Zeus: JP Morgan's Paris cocktail, with an olive
Attacked from all sides on climate, the biggest U.S. bank's latest pledge will soon be dated by the speed of the markets
Above, Seattle climate protest, February 2020. Photo: Wil_i_am Murray/flickr.
(David Callaway is founder and Editor-in-Chief of Callaway Climate Insights. He is the former president of the World Editors Forum, Editor-in-Chief of USA Today and MarketWatch, and CEO of TheStreet Inc.)
SAN FRANCISCO (Callaway Climate Insights) — One of my favorite Winston Churchill martini stories is that rather than add Vermouth, he’d simply raise his glass and toast in the direction of France, where much of it is made.
JP Morgan Chase’s (JPM) awkward tilt toward the Paris Climate Agreement this week reminded me of just such an empty and somewhat cheeky move, promising to someday move its clients to carbon neutral without actually adding the splash of real action.
The bank said it would begin reviewing lending activities to all of the industries it helps finance, setting goals for 2030 next year and moving toward alignment with the 2015 Paris agreement, which asks countries to reduce greenhouse gas emissions to limit the earth’s heating to less than 1.5°C. above pre-industrial levels by 2050. For now, it won’t stop lending to any industries, such as fossil fuels, or turn down any clients who don’t reduce emissions.
Climate activists were quick to criticize the pledge as not enough, or any, immediate action. They’re right. Setting goals for a decade from now, or 30 years from now is good marketing, but without a blueprint on how to get there that starts with action in 2020 — when climate change’s effects are already being felt — is only so much cocktail dressing.
The corporate climate change fighting industry is big on future goals as a substitute for direct action. Indeed, I even saw a study this morning that mentioned the cost in trillions by 2200 — 180 years from now — of not taking action soon. Not sure what the world will look like then but I would bet my New York Jets will still be looking for another Super Bowl win.

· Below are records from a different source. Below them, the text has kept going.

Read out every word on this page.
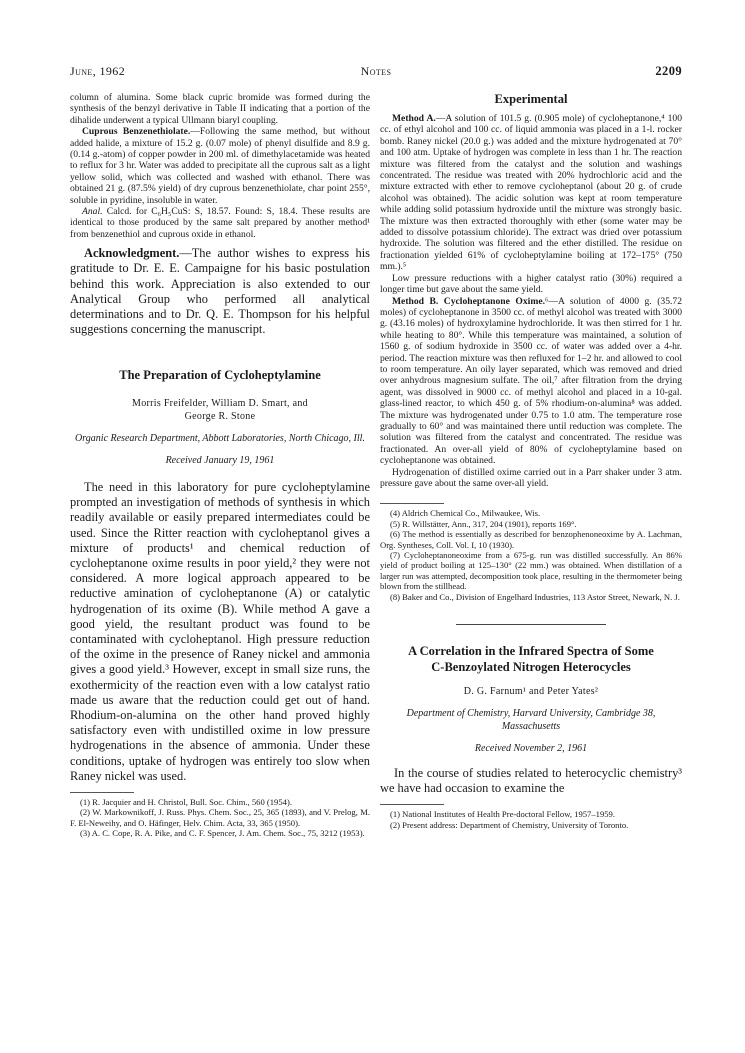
June, 1962	Notes	2209

column of alumina. Some black cupric bromide was formed during the synthesis of the benzyl derivative in Table II indicating that a portion of the dihalide underwent a typical Ullmann biaryl coupling.

Cuprous Benzenethiolate.—Following the same method, but without added halide, a mixture of 15.2 g. (0.07 mole) of phenyl disulfide and 8.9 g. (0.14 g.-atom) of copper powder in 200 ml. of dimethylacetamide was heated to reflux for 3 hr. Water was added to precipitate all the cuprous salt as a light yellow solid, which was collected and washed with ethanol. There was obtained 21 g. (87.5% yield) of dry cuprous benzenethiolate, char point 255°, soluble in pyridine, insoluble in water.

Anal. Calcd. for C₆H₅CuS: S, 18.57. Found: S, 18.4. These results are identical to those produced by the same salt prepared by another method¹ from benzenethiol and cuprous oxide in ethanol.

Acknowledgment.—The author wishes to express his gratitude to Dr. E. E. Campaigne for his basic postulation behind this work. Appreciation is also extended to our Analytical Group who performed all analytical determinations and to Dr. Q. E. Thompson for his helpful suggestions concerning the manuscript.

The Preparation of Cycloheptylamine

Morris Freifelder, William D. Smart, and

George R. Stone

Organic Research Department, Abbott Laboratories, North Chicago, Ill.

Received January 19, 1961

The need in this laboratory for pure cycloheptylamine prompted an investigation of methods of synthesis in which readily available or easily prepared intermediates could be used. Since the Ritter reaction with cycloheptanol gives a mixture of products¹ and chemical reduction of cycloheptanone oxime results in poor yield,² they were not considered. A more logical approach appeared to be reductive amination of cycloheptanone (A) or catalytic hydrogenation of its oxime (B). While method A gave a good yield, the resultant product was found to be contaminated with cycloheptanol. High pressure reduction of the oxime in the presence of Raney nickel and ammonia gives a good yield.³ However, except in small size runs, the exothermicity of the reaction even with a low catalyst ratio made us aware that the reduction could get out of hand. Rhodium-on-alumina on the other hand proved highly satisfactory even with undistilled oxime in low pressure hydrogenations in the absence of ammonia. Under these conditions, uptake of hydrogen was entirely too slow when Raney nickel was used.

(1) R. Jacquier and H. Christol, Bull. Soc. Chim., 560 (1954).

(2) W. Markownikoff, J. Russ. Phys. Chem. Soc., 25, 365 (1893), and V. Prelog, M. F. El-Neweihy, and O. Häfinger, Helv. Chim. Acta, 33, 365 (1950).

(3) A. C. Cope, R. A. Pike, and C. F. Spencer, J. Am. Chem. Soc., 75, 3212 (1953).

Experimental

Method A.—A solution of 101.5 g. (0.905 mole) of cycloheptanone,⁴ 100 cc. of ethyl alcohol and 100 cc. of liquid ammonia was placed in a 1-l. rocker bomb. Raney nickel (20.0 g.) was added and the mixture hydrogenated at 70° and 100 atm. Uptake of hydrogen was complete in less than 1 hr. The reaction mixture was filtered from the catalyst and the solution and washings concentrated. The residue was treated with 20% hydrochloric acid and the mixture extracted with ether to remove cycloheptanol (about 20 g. of crude alcohol was obtained). The acidic solution was kept at room temperature while adding solid potassium hydroxide until the mixture was strongly basic. The mixture was then extracted thoroughly with ether (some water may be added to dissolve potassium chloride). The extract was dried over potassium hydroxide. The solution was filtered and the ether distilled. The residue on fractionation yielded 61% of cycloheptylamine boiling at 172–175° (750 mm.).⁵

Low pressure reductions with a higher catalyst ratio (30%) required a longer time but gave about the same yield.

Method B. Cycloheptanone Oxime.⁶—A solution of 4000 g. (35.72 moles) of cycloheptanone in 3500 cc. of methyl alcohol was treated with 3000 g. (43.16 moles) of hydroxylamine hydrochloride. It was then stirred for 1 hr. while heating to 80°. While this temperature was maintained, a solution of 1560 g. of sodium hydroxide in 3500 cc. of water was added over a 4-hr. period. The reaction mixture was then refluxed for 1–2 hr. and allowed to cool to room temperature. An oily layer separated, which was removed and dried over anhydrous magnesium sulfate. The oil,⁷ after filtration from the drying agent, was dissolved in 9000 cc. of methyl alcohol and placed in a 10-gal. glass-lined reactor, to which 450 g. of 5% rhodium-on-alumina⁸ was added. The mixture was hydrogenated under 0.75 to 1.0 atm. The temperature rose gradually to 60° and was maintained there until reduction was complete. The solution was filtered from the catalyst and concentrated. The residue was fractionated. An over-all yield of 80% of cycloheptylamine based on cycloheptanone was obtained.

Hydrogenation of distilled oxime carried out in a Parr shaker under 3 atm. pressure gave about the same over-all yield.

(4) Aldrich Chemical Co., Milwaukee, Wis.

(5) R. Willstätter, Ann., 317, 204 (1901), reports 169°.

(6) The method is essentially as described for benzophenoneoxime by A. Lachman, Org. Syntheses, Coll. Vol. I, 10 (1930).

(7) Cycloheptanoneoxime from a 675-g. run was distilled successfully. An 86% yield of product boiling at 125–130° (22 mm.) was obtained. When distillation of a larger run was attempted, decomposition took place, resulting in the thermometer being blown from the stillhead.

(8) Baker and Co., Division of Engelhard Industries, 113 Astor Street, Newark, N. J.

A Correlation in the Infrared Spectra of Some

C-Benzoylated Nitrogen Heterocycles

D. G. Farnum¹ and Peter Yates²

Department of Chemistry, Harvard University, Cambridge 38, Massachusetts

Received November 2, 1961

In the course of studies related to heterocyclic chemistry³ we have had occasion to examine the

(1) National Institutes of Health Pre-doctoral Fellow, 1957–1959.

(2) Present address: Department of Chemistry, University of Toronto.
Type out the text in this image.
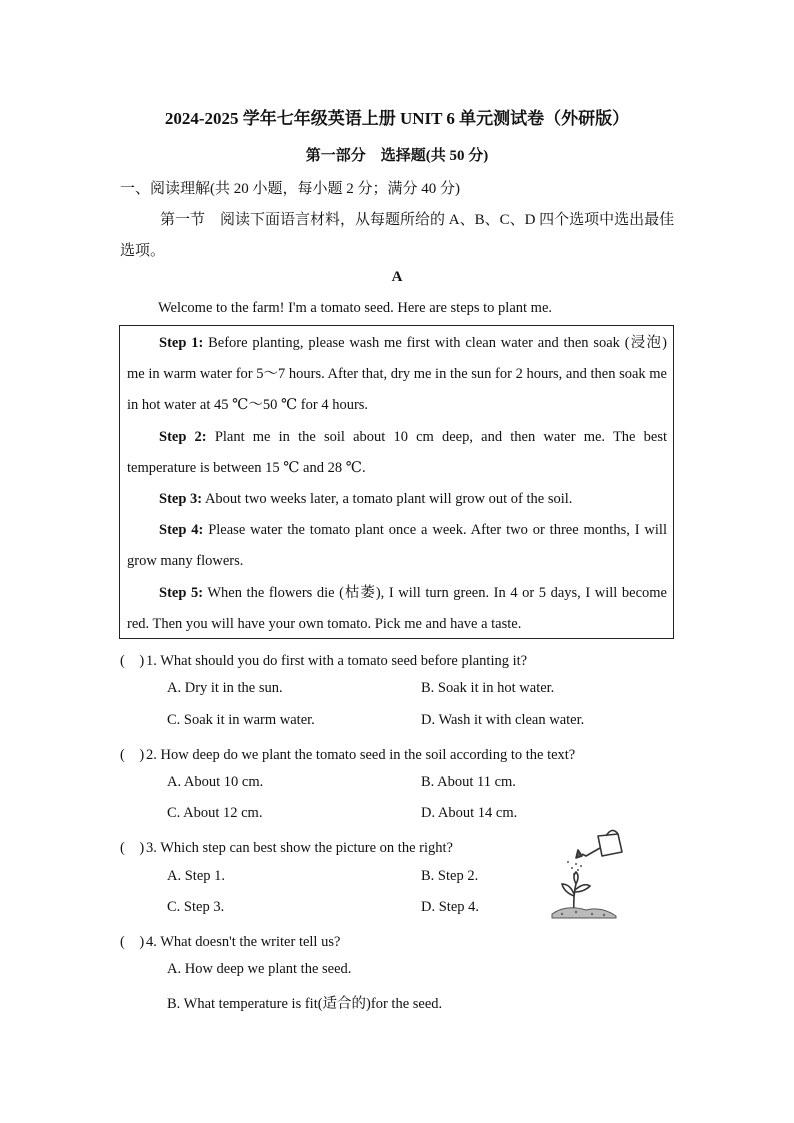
2024-2025 学年七年级英语上册 UNIT 6 单元测试卷（外研版）
第一部分　选择题(共 50 分)
一、阅读理解(共 20 小题，每小题 2 分；满分 40 分)
第一节　阅读下面语言材料，从每题所给的 A、B、C、D 四个选项中选出最佳选项。
A
Welcome to the farm! I'm a tomato seed. Here are steps to plant me.
Step 1: Before planting, please wash me first with clean water and then soak (浸泡) me in warm water for 5～7 hours. After that, dry me in the sun for 2 hours, and then soak me in hot water at 45 ℃～50 ℃ for 4 hours.
Step 2: Plant me in the soil about 10 cm deep, and then water me. The best temperature is between 15 ℃ and 28 ℃.
Step 3: About two weeks later, a tomato plant will grow out of the soil.
Step 4: Please water the tomato plant once a week. After two or three months, I will grow many flowers.
Step 5: When the flowers die (枯萎), I will turn green. In 4 or 5 days, I will become red. Then you will have your own tomato. Pick me and have a taste.
(　) 1. What should you do first with a tomato seed before planting it?
A. Dry it in the sun.	B. Soak it in hot water.
C. Soak it in warm water.	D. Wash it with clean water.
(　) 2. How deep do we plant the tomato seed in the soil according to the text?
A. About 10 cm.	B. About 11 cm.
C. About 12 cm.	D. About 14 cm.
(　) 3. Which step can best show the picture on the right?
A. Step 1.	B. Step 2.
C. Step 3.	D. Step 4.
(　) 4. What doesn't the writer tell us?
A. How deep we plant the seed.
B. What temperature is fit(适合的)for the seed.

JP Morgan is one of the biggest lenders — along with Citibank (C) and Bank of America (BAC) — to energy companies and utilities, with $43 billion and $32 billion in financing commitments, respectively, to each, according to S&P Global Markets. Nobody expects the bank to realistically pull out of those deals overnight. But acknowledging that it will need to move in that direction is at least a first step.
The reality is that the markets will move faster than any climate pledges could possibly achieve, making lending to fossil fuel companies quickly less attractive than other industries, such as the renewable energy. As companies in the green sector become more competitive and their prospects grow, their ability to create profits for their financial backers will lure reluctant banks to the hotter money.
The new CEO of Norway’s massive, $1 trillion sovereign fund, Nicolai Tangen, acknowledged as much in an interview in the Financial Times this week. He said the fund, built on the back of the company’s oil industry, should start divesting companies which perform bad on environmental, social and governance (ESG) issues and start risking more money on the ESG sector, which has so far been profitable for it.
JP Morgan, the man, built his fortune on railroads and steel, both booming industries at the turn of the 20th century that rewarded risk-lending with colossal profits. Big Oil played that role the past 50 years, with obscene profits for the banks and few perceived costs to production plans. Turns out there were huge costs, they just weren’t included on any financing commitments.
The shift toward other forms of energy — wind, solar, hydrogen, battery — are quickly becoming cheaper and more efficient. The market is rapidly moving toward them and the big banks — JP Morgan included — will follow their noses to where the money is rather than their consciences.
All roads might not lead to Paris. But it’s as good a direction to turn toward and toast as any.